Radio transmission is used widely in various applications. In some applications, a signal is transmitted from a source to a destination for communication in that direction only. One common example is broadcast radio and broadcast television. When broadcast transmission is employed, a broadcaster can transmit a signal continuously for reception without receiving a return signal.
For bi-directional communication, each end of a communication path transmits and receives signals. Two common approaches to supporting bi-directional communication include time-division duplexing (TDD) and frequency-division duplexing (FDD). When a radio operates in TDD mode, it transmits (Tx) and receives (Rx) signals on the same frequency at different times. This is accomplished, for example, when the transmitted and received signals are within known timeslots by using a simple switch to switch between Tx mode of operation and Rx mode of operation for the appropriate timeslots. Advantageously, switches are easily implemented with limited loss and limited overall effect on switched signals.
An FDD radio, in contrast, transmits and receives at the same time but on different frequencies. These frequencies are often quite closely spaced. For example, cellular radio duplex spacing is only 60 MHz for a nominal 1.9 GHz radio. To avoid having the transmitter interfere with the receiver, FDD systems employ very sharp filters, so that any transmit energy that falls in the receive band is attenuated such that it does not interfere with the intended reception. These duplex filters have loss even in the pass-band but are necessary parts of the FDD system. The impact of the losses in transmission is, effectively, wasted RF energy that otherwise would have been provided to the antenna. The impact of the loss is expressed as a reduction in system power efficiency and, in the context of battery operated devices, a reduction in the usage time between battery charging cycles. On the reception side, filter losses mean that less signal energy is available for processing by the receiver and as a consequence the range of operation of the device in respect of distance is more limited.

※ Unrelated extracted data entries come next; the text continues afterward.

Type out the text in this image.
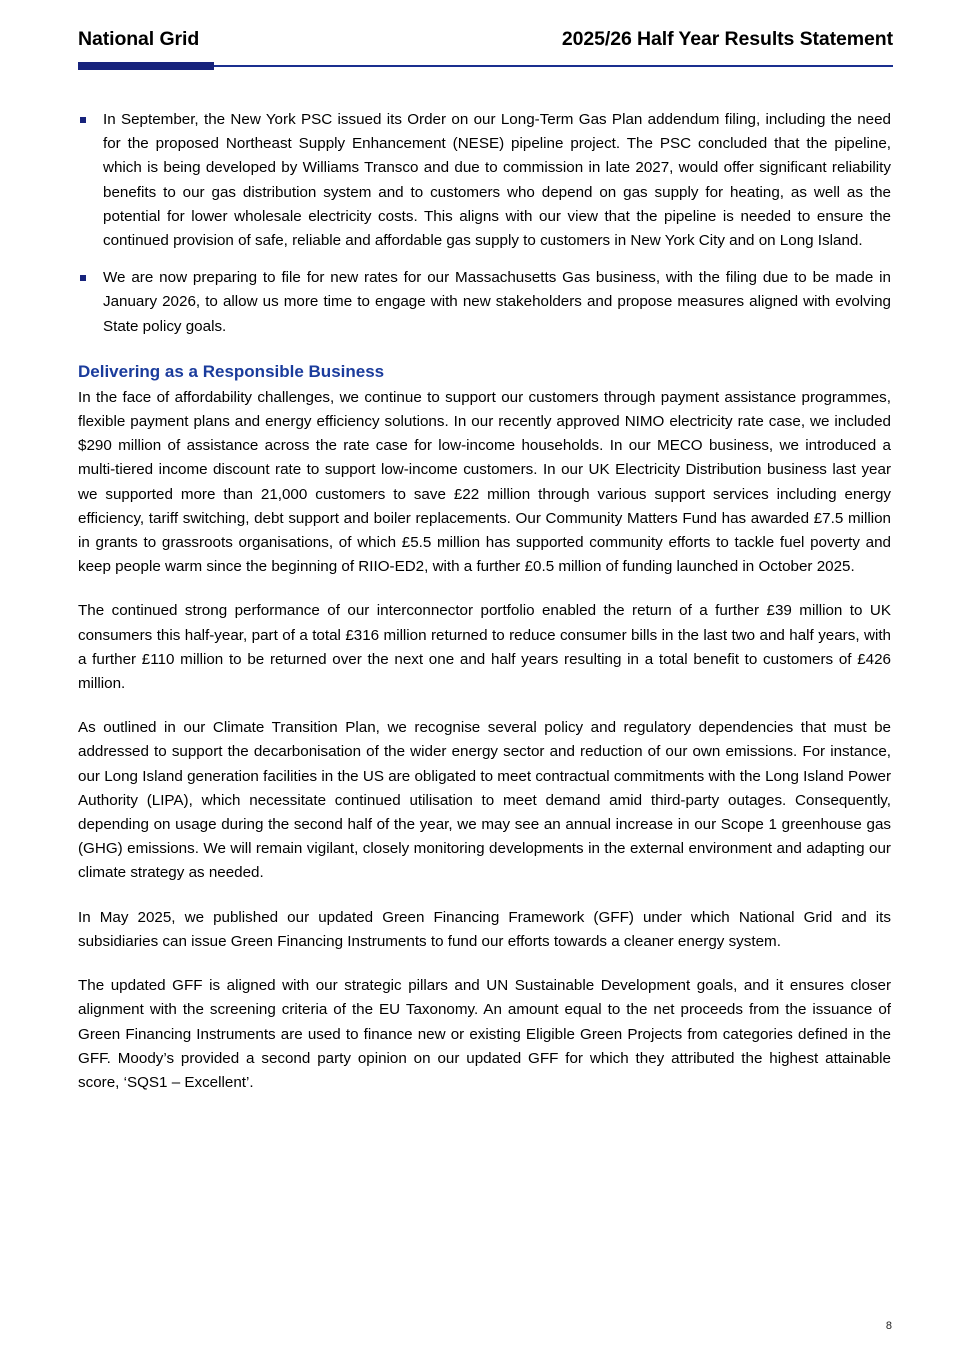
National Grid	2025/26 Half Year Results Statement
In September, the New York PSC issued its Order on our Long-Term Gas Plan addendum filing, including the need for the proposed Northeast Supply Enhancement (NESE) pipeline project. The PSC concluded that the pipeline, which is being developed by Williams Transco and due to commission in late 2027, would offer significant reliability benefits to our gas distribution system and to customers who depend on gas supply for heating, as well as the potential for lower wholesale electricity costs. This aligns with our view that the pipeline is needed to ensure the continued provision of safe, reliable and affordable gas supply to customers in New York City and on Long Island.
We are now preparing to file for new rates for our Massachusetts Gas business, with the filing due to be made in January 2026, to allow us more time to engage with new stakeholders and propose measures aligned with evolving State policy goals.
Delivering as a Responsible Business

In the face of affordability challenges, we continue to support our customers through payment assistance programmes, flexible payment plans and energy efficiency solutions. In our recently approved NIMO electricity rate case, we included $290 million of assistance across the rate case for low-income households. In our MECO business, we introduced a multi-tiered income discount rate to support low-income customers. In our UK Electricity Distribution business last year we supported more than 21,000 customers to save £22 million through various support services including energy efficiency, tariff switching, debt support and boiler replacements. Our Community Matters Fund has awarded £7.5 million in grants to grassroots organisations, of which £5.5 million has supported community efforts to tackle fuel poverty and keep people warm since the beginning of RIIO-ED2, with a further £0.5 million of funding launched in October 2025.

The continued strong performance of our interconnector portfolio enabled the return of a further £39 million to UK consumers this half-year, part of a total £316 million returned to reduce consumer bills in the last two and half years, with a further £110 million to be returned over the next one and half years resulting in a total benefit to customers of £426 million.

As outlined in our Climate Transition Plan, we recognise several policy and regulatory dependencies that must be addressed to support the decarbonisation of the wider energy sector and reduction of our own emissions. For instance, our Long Island generation facilities in the US are obligated to meet contractual commitments with the Long Island Power Authority (LIPA), which necessitate continued utilisation to meet demand amid third-party outages. Consequently, depending on usage during the second half of the year, we may see an annual increase in our Scope 1 greenhouse gas (GHG) emissions. We will remain vigilant, closely monitoring developments in the external environment and adapting our climate strategy as needed.

In May 2025, we published our updated Green Financing Framework (GFF) under which National Grid and its subsidiaries can issue Green Financing Instruments to fund our efforts towards a cleaner energy system.

The updated GFF is aligned with our strategic pillars and UN Sustainable Development goals, and it ensures closer alignment with the screening criteria of the EU Taxonomy. An amount equal to the net proceeds from the issuance of Green Financing Instruments are used to finance new or existing Eligible Green Projects from categories defined in the GFF. Moody’s provided a second party opinion on our updated GFF for which they attributed the highest attainable score, ‘SQS1 – Excellent’.

8
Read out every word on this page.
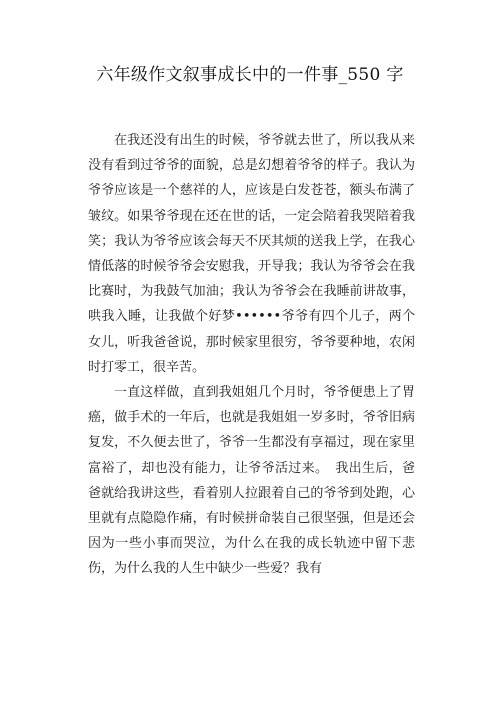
六年级作文叙事成长中的一件事_550 字

在我还没有出生的时候，爷爷就去世了，所以我从来没有看到过爷爷的面貌，总是幻想着爷爷的样子。我认为爷爷应该是一个慈祥的人，应该是白发苍苍，额头布满了皱纹。如果爷爷现在还在世的话，一定会陪着我哭陪着我笑；我认为爷爷应该会每天不厌其烦的送我上学，在我心情低落的时候爷爷会安慰我，开导我；我认为爷爷会在我比赛时，为我鼓气加油；我认为爷爷会在我睡前讲故事，哄我入睡，让我做个好梦••••••爷爷有四个儿子，两个女儿，听我爸爸说，那时候家里很穷，爷爷要种地，农闲时打零工，很辛苦。

一直这样做，直到我姐姐几个月时，爷爷便患上了胃癌，做手术的一年后，也就是我姐姐一岁多时，爷爷旧病复发，不久便去世了，爷爷一生都没有享福过，现在家里富裕了，却也没有能力，让爷爷活过来。　我出生后，爸爸就给我讲这些，看着别人拉跟着自己的爷爷到处跑，心里就有点隐隐作痛，有时候拼命装自己很坚强，但是还会因为一些小事而哭泣，为什么在我的成长轨迹中留下悲伤，为什么我的人生中缺少一些爱？我有
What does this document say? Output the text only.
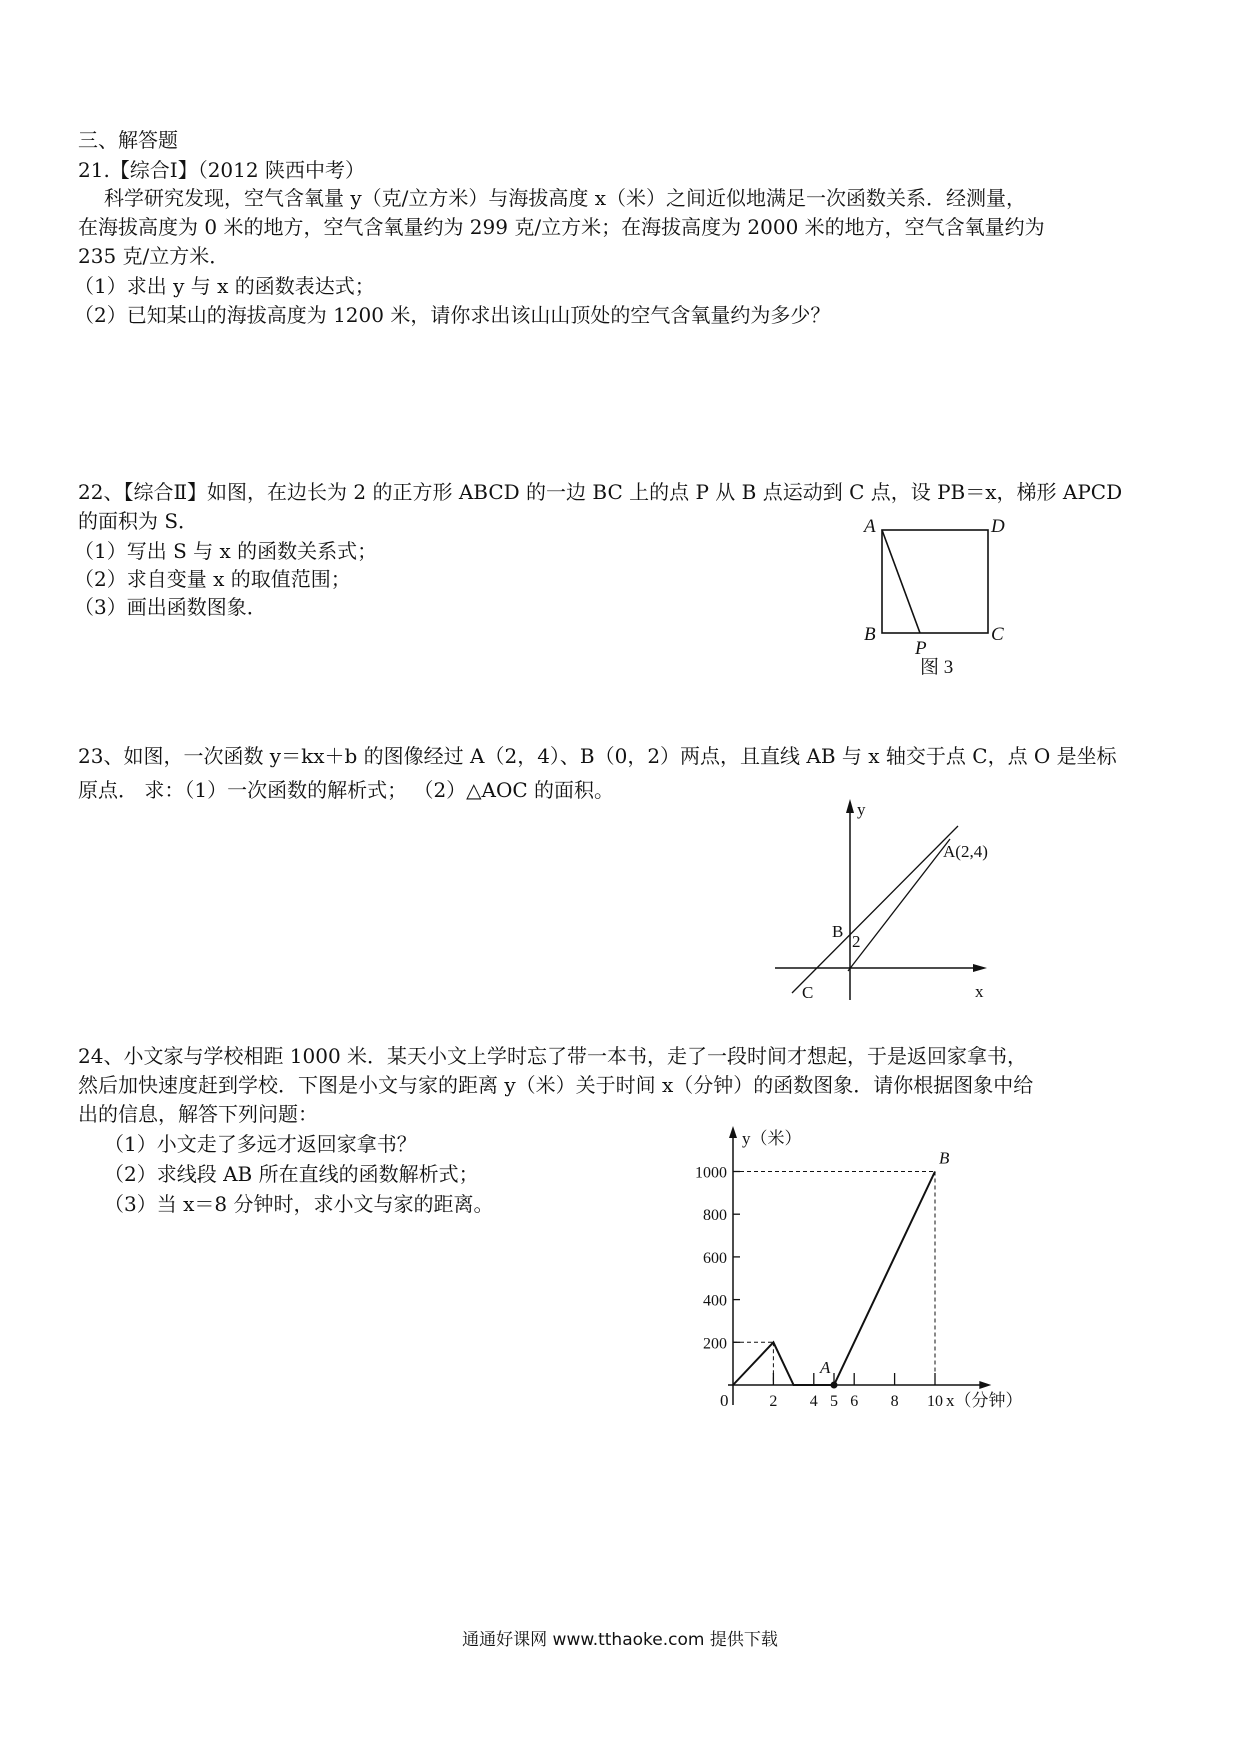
三、解答题
21.【综合Ⅰ】（2012 陕西中考）
科学研究发现，空气含氧量 y（克/立方米）与海拔高度 x（米）之间近似地满足一次函数关系．经测量，在海拔高度为 0 米的地方，空气含氧量约为 299 克/立方米；在海拔高度为 2000 米的地方，空气含氧量约为 235 克/立方米．
（1）求出 y 与 x 的函数表达式；
（2）已知某山的海拔高度为 1200 米，请你求出该山山顶处的空气含氧量约为多少？
22、【综合Ⅱ】如图，在边长为 2 的正方形 ABCD 的一边 BC 上的点 P 从 B 点运动到 C 点，设 PB＝x，梯形 APCD
的面积为 S．
（1）写出 S 与 x 的函数关系式；
（2）求自变量 x 的取值范围；
（3）画出函数图象．
A	D
B	C
P
图 3
23、如图，一次函数 y＝kx＋b 的图像经过 A（2，4）、B（0，2）两点，且直线 AB 与 x 轴交于点 C，点 O 是坐标
原点． 求：（1）一次函数的解析式； （2）△AOC 的面积。
y
x
A(2,4)
B
2
C
24、小文家与学校相距 1000 米．某天小文上学时忘了带一本书，走了一段时间才想起，于是返回家拿书，然后加快速度赶到学校．下图是小文与家的距离 y（米）关于时间 x（分钟）的函数图象．请你根据图象中给出的信息，解答下列问题：
（1）小文走了多远才返回家拿书？
（2）求线段 AB 所在直线的函数解析式；
（3）当 x＝8 分钟时，求小文与家的距离。
200
400
600
800
1000
2 4 5 6 8 10
A
B
y（米）
x（分钟）
0
通通好课网 www.tthaoke.com 提供下载
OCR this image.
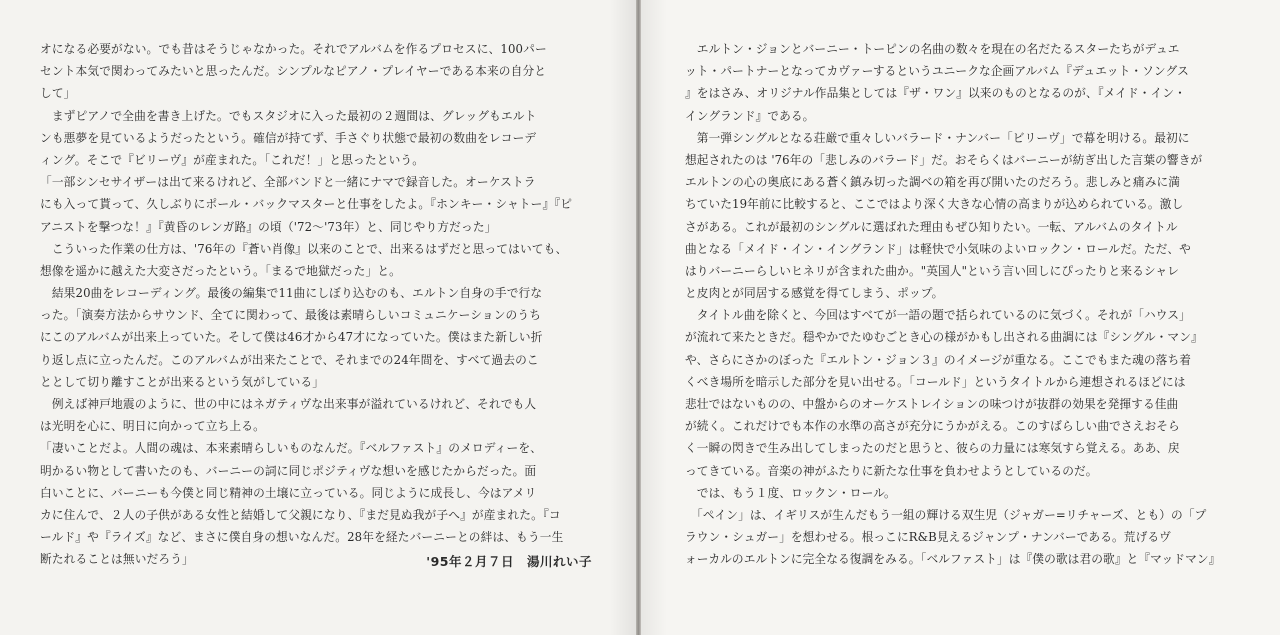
オになる必要がない。でも昔はそうじゃなかった。それでアルバムを作るプロセスに、100パー

セント本気で関わってみたいと思ったんだ。シンプルなピアノ・プレイヤーである本来の自分と

して」

　まずピアノで全曲を書き上げた。でもスタジオに入った最初の２週間は、グレッグもエルト

ンも悪夢を見ているようだったという。確信が持てず、手さぐり状態で最初の数曲をレコーデ

ィング。そこで『ビリーヴ』が産まれた。「これだ！」と思ったという。

「一部シンセサイザーは出て来るけれど、全部バンドと一緒にナマで録音した。オーケストラ

にも入って貰って、久しぶりにポール・バックマスターと仕事をしたよ。『ホンキー・シャトー』『ピ

アニストを撃つな！』『黄昏のレンガ路』の頃（'72〜'73年）と、同じやり方だった」

　こういった作業の仕方は、'76年の『蒼い肖像』以来のことで、出来るはずだと思ってはいても、

想像を遥かに越えた大変さだったという。「まるで地獄だった」と。

　結果20曲をレコーディング。最後の編集で11曲にしぼり込むのも、エルトン自身の手で行な

った。「演奏方法からサウンド、全てに関わって、最後は素晴らしいコミュニケーションのうち

にこのアルバムが出来上っていた。そして僕は46才から47才になっていた。僕はまた新しい折

り返し点に立ったんだ。このアルバムが出来たことで、それまでの24年間を、すべて過去のこ

ととして切り離すことが出来るという気がしている」

　例えば神戸地震のように、世の中にはネガティヴな出来事が溢れているけれど、それでも人

は光明を心に、明日に向かって立ち上る。

「凄いことだよ。人間の魂は、本来素晴らしいものなんだ。『ベルファスト』のメロディーを、

明かるい物として書いたのも、バーニーの詞に同じポジティヴな想いを感じたからだった。面

白いことに、バーニーも今僕と同じ精神の土壌に立っている。同じように成長し、今はアメリ

カに住んで、２人の子供がある女性と結婚して父親になり、『まだ見ぬ我が子へ』が産まれた。『コ

ールド』や『ライズ』など、まさに僕自身の想いなんだ。28年を経たバーニーとの絆は、もう一生

断たれることは無いだろう」	'95年２月７日　湯川れい子

　エルトン・ジョンとバーニー・トーピンの名曲の数々を現在の名だたるスターたちがデュエ

ット・パートナーとなってカヴァーするというユニークな企画アルバム『デュエット・ソングス

』をはさみ、オリジナル作品集としては『ザ・ワン』以来のものとなるのが、『メイド・イン・

イングランド』である。

　第一弾シングルとなる荘厳で重々しいバラード・ナンバー「ビリーヴ」で幕を明ける。最初に

想起されたのは '76年の「悲しみのバラード」だ。おそらくはバーニーが紡ぎ出した言葉の響きが

エルトンの心の奥底にある蒼く鎮み切った調べの箱を再び開いたのだろう。悲しみと痛みに満

ちていた19年前に比較すると、ここではより深く大きな心情の高まりが込められている。激し

さがある。これが最初のシングルに選ばれた理由もぜひ知りたい。一転、アルバムのタイトル

曲となる「メイド・イン・イングランド」は軽快で小気味のよいロックン・ロールだ。ただ、や

はりバーニーらしいヒネリが含まれた曲か。"英国人"という言い回しにぴったりと来るシャレ

と皮肉とが同居する感覚を得てしまう、ポップ。

　タイトル曲を除くと、今回はすべてが一語の題で括られているのに気づく。それが「ハウス」

が流れて来たときだ。穏やかでたゆむごとき心の様がかもし出される曲調には『シングル・マン』

や、さらにさかのぼった『エルトン・ジョン３』のイメージが重なる。ここでもまた魂の落ち着

くべき場所を暗示した部分を見い出せる。「コールド」というタイトルから連想されるほどには

悲壮ではないものの、中盤からのオーケストレイションの味つけが抜群の効果を発揮する佳曲

が続く。これだけでも本作の水準の高さが充分にうかがえる。このすばらしい曲でさえおそら

く一瞬の閃きで生み出してしまったのだと思うと、彼らの力量には寒気すら覚える。ああ、戻

ってきている。音楽の神がふたりに新たな仕事を負わせようとしているのだ。

　では、もう１度、ロックン・ロール。

　「ペイン」は、イギリスが生んだもう一組の輝ける双生児（ジャガー=リチャーズ、とも）の「プ

ラウン・シュガー」を想わせる。根っこにR&B見えるジャンプ・ナンバーである。荒げるヴ

ォーカルのエルトンに完全なる復調をみる。「ベルファスト」は『僕の歌は君の歌』と『マッドマン』
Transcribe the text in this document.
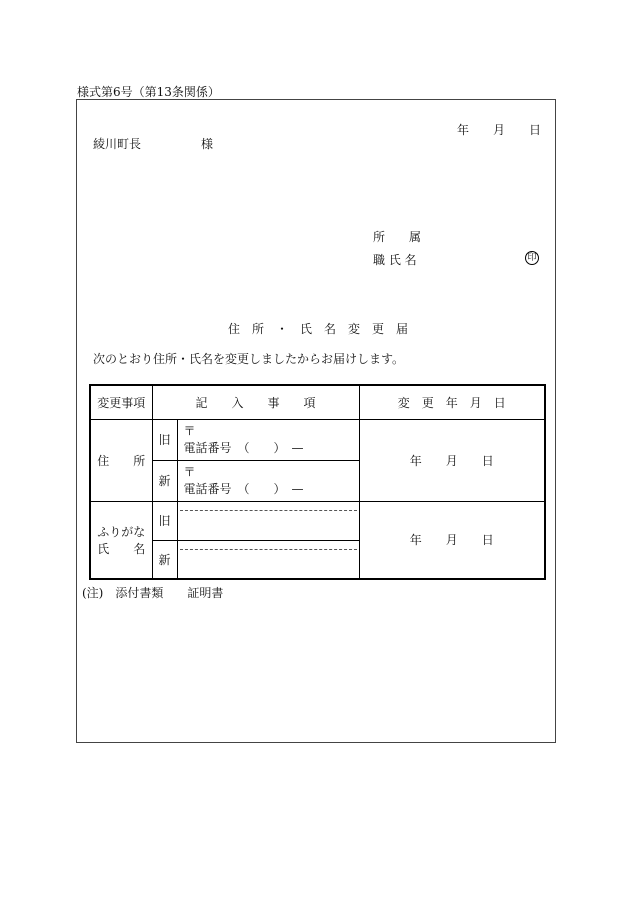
様式第6号（第13条関係）
年　　月　　日
綾川町長　　　　　様
所　　属
職 氏 名	印
住　所　・　氏　名　変　更　届
次のとおり住所・氏名を変更しましたからお届けします。
変更事項	記　　入　　事　　項		変　更　年　月　日
住　　所	旧	〒
電話番号　（　　）　—	年　　月　　日
	新	〒
電話番号　（　　）　—	

ふりがな
氏　　名	旧		年　　月　　日
	新		
(注)　添付書類　　証明書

While a same power amplifier (PA) could be used for either a TDD or FDD system, implementing a single system supporting both FDD and TDD and using a same PA is problematic. The extra duplexer losses incurred in implementing an FDD system—losses from the sharp filter, for example—unduly penalize a TDD system. Conversely, the switch used to toggle between Tx and Rx modes in a TDD system does not allow for FDD operation, since it will not provide the necessary duplex filtering.
In U.S. Pat. No. 5,881,369 in the name of Dean and Park and in U.S. Pat. No. 7,376,093 in the name of Barabash and Morris, dual mode, FDD-TDD, transceivers are disclosed. In order to achieve this, a plurality of additional switches are inserted within the circuit to support either FDD or TDD operation. For example, as shown in U.S. Pat. No. 7,376,093, an antenna is coupled to a first receive filter and first transmit filter in parallel one to another. Each filter is coupled to a first switch for coupling same to a receive and transmit path respectively for supporting FDD operation. When the first switches are closed, the receive signal and transmit signal are directed according to a conventional FDD transceiver. When the first switches are not both closed, closing them in an alternating sequence allows for a TDD transceiver. Of course, providing an additional switch to couple the two receive paths to allow all the received energy to reach the receiver is also shown in Barabash and Morris.
Unfortunately, as noted above, each of these configurations suffers losses associated with the filters in the receive path and the transmit path. Though overall, the configurations function, they provide reduced power efficiency and, in this regard, are often not cost effective dual mode solutions because of the operational cost imposed—reduced battery life, increased battery cost, etc.
It would be advantageous to overcome these and other limitations of the prior art.